Tickets
Shop
NK Clubs 26 sep 2022

Op weg naar het NK Clubs: IJsclub Haarlem e.o.

Komende zaterdag wordt er in Thialf voor de vierde keer om het Nederlands Kampioenschap Clubs gestreden. Veertien verenigingen duelleren dan met elkaar in een uniek langebaantoernooi over verschillende afstanden, en zetten daarbij hun jeugd én senioren in. Schaatsen.nl besteedt tot 1 oktober dagelijks aandacht aan een van de deelnemende clubs. Vandaag deel 10: IJsclub Haarlem e.o.

Foto : Neeke Smit

Negen afleveringen lang zijn er NK-deelnemers, coaches, trainers en noem maar op de revue gepasseerd in de opbouw naar de grote ‘clash der clubs’. Geen toernooi kan echter doorgaan zonder… de reserves! Je bent erbij als schaatser, maar normaal gesproken verschijn je niet op de startlijn en daarom lijkt het een te verwaarlozen rol. Des te meer reden om in te zoomen op de 17-jarige Jesper van Mieghem. Het fanatieke lid van IJsclub Haarlem heeft 39,12 seconden op de 500 meter staan als persoonlijk record, reed 1.17,69 op de dubbele sprint, is nog net niet onder de twee minuten gedoken op de 1500 meter (2.00.16) en hij beseft dat zijn drie kilometer vast nog veel sneller kan dan de 4.16,43 die nu achter zijn naam is genoteerd. Wie echter jong is, heeft nog een hele toekomst voor zich. En wie goed luistert naar deze hbo-student ict, hoort een bevlogen schaatser uit de baanselectie van Haarlem die pas glundert wanneer hij ooit zijn olympische droom in vervulling ziet gaan…

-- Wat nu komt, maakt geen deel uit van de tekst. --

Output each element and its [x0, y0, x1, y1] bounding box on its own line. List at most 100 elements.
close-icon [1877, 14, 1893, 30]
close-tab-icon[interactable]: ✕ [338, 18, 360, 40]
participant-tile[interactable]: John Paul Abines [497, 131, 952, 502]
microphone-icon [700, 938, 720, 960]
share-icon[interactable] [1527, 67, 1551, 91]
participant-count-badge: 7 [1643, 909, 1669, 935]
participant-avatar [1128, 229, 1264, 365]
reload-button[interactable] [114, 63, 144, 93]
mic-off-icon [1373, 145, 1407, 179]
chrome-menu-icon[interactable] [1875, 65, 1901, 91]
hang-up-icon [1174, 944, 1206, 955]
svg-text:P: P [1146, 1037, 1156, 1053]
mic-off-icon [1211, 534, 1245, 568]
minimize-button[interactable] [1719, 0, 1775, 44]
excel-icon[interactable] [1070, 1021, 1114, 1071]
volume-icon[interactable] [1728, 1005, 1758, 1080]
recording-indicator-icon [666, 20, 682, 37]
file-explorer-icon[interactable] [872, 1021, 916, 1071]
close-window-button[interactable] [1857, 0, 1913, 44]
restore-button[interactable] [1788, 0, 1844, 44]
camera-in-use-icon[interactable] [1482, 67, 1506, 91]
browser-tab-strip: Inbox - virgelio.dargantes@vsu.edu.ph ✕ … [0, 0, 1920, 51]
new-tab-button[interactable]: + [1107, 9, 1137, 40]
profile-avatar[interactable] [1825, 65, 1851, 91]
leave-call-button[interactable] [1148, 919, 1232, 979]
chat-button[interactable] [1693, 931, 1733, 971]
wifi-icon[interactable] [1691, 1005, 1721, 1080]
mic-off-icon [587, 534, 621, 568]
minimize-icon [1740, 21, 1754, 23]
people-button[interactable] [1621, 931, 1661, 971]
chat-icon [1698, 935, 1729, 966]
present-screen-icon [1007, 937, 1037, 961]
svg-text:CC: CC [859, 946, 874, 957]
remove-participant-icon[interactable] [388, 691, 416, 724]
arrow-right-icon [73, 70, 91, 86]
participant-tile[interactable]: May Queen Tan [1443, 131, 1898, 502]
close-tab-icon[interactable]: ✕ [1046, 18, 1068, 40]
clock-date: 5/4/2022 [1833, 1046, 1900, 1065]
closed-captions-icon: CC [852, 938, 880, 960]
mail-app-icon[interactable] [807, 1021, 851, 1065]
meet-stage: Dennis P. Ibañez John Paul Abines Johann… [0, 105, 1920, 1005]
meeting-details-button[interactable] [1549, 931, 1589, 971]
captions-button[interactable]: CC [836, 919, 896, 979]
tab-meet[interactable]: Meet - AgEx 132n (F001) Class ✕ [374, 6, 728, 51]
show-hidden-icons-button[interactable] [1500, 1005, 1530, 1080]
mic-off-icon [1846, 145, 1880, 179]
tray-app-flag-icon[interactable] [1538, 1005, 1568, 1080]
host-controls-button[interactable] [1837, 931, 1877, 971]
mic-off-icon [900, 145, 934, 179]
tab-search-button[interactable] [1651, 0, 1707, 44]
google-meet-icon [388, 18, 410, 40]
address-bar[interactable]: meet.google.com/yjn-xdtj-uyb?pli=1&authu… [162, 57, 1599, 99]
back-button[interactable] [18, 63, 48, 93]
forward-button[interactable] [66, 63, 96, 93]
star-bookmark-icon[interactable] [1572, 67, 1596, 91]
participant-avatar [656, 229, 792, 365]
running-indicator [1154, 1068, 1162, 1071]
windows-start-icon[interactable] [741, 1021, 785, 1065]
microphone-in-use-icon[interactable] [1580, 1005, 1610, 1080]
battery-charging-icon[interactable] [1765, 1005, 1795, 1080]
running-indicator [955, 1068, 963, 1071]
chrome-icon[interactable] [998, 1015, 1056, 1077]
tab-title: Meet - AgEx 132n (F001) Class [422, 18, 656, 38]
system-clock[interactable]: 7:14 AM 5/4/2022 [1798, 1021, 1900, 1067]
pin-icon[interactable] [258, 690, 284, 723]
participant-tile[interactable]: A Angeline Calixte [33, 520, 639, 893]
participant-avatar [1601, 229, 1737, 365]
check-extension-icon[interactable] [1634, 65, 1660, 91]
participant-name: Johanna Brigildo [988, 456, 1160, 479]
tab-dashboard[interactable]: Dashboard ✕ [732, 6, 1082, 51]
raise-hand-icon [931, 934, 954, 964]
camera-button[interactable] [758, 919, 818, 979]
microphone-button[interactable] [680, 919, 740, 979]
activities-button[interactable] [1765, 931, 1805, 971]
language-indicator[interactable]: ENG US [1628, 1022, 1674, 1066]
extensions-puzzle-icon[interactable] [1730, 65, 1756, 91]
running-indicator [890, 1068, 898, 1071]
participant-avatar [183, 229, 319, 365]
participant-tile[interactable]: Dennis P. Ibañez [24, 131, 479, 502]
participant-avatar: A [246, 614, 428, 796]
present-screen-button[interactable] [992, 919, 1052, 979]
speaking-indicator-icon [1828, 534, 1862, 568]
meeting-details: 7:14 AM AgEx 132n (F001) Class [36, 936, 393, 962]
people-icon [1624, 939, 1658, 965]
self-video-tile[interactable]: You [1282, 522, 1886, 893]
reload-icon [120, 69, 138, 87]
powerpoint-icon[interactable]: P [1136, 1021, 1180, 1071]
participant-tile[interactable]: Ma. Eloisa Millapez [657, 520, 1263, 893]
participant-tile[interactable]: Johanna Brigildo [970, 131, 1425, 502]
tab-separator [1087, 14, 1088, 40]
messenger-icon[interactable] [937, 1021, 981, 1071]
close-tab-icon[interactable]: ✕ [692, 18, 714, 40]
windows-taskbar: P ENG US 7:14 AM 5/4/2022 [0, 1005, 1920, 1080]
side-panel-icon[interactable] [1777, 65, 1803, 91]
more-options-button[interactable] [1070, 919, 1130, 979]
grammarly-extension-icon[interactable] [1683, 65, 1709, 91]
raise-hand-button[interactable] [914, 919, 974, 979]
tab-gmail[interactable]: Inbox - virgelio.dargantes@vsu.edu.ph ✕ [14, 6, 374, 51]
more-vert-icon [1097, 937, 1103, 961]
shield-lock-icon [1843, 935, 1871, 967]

In 2021 was je ook reserve bij het NK Clubs. Dat is een even waardevolle als vervelende rol (want je komt normaal gesproken dan niet toe aan schaatsen). Deze keer ben je opnieuw reserve, al is dat wat minder vanzelfsprekend gegaan, want je moest worden overgehaald.
Jesper van Mieghem lacht. “Dat klopt. Verleden jaar zat ik aan de kant. Er werd als bijprogramma van het NK een wedstrijd georganiseerd voor de reserverijders van alle clubs, maar ik werd uitgeloot omdat er niet voldoende startplekken waren. Ik was er dus voornamelijk voor de gezelligheid. Dat was een beetje jammer. Deze zomer kreeg ik weer een appje met de vraag: ‘Wil je reserve zijn?’ Ik heb er goed over nagedacht, had eigenlijk niet zo’n zin opnieuw voor niets naar Thialf te gaan. Vervolgens ontving ik het veelbelovende bericht dat ik deze keer sowieso zou mogen meedoen aan de race voor de reserves. Ik ga nu niet voor niets.”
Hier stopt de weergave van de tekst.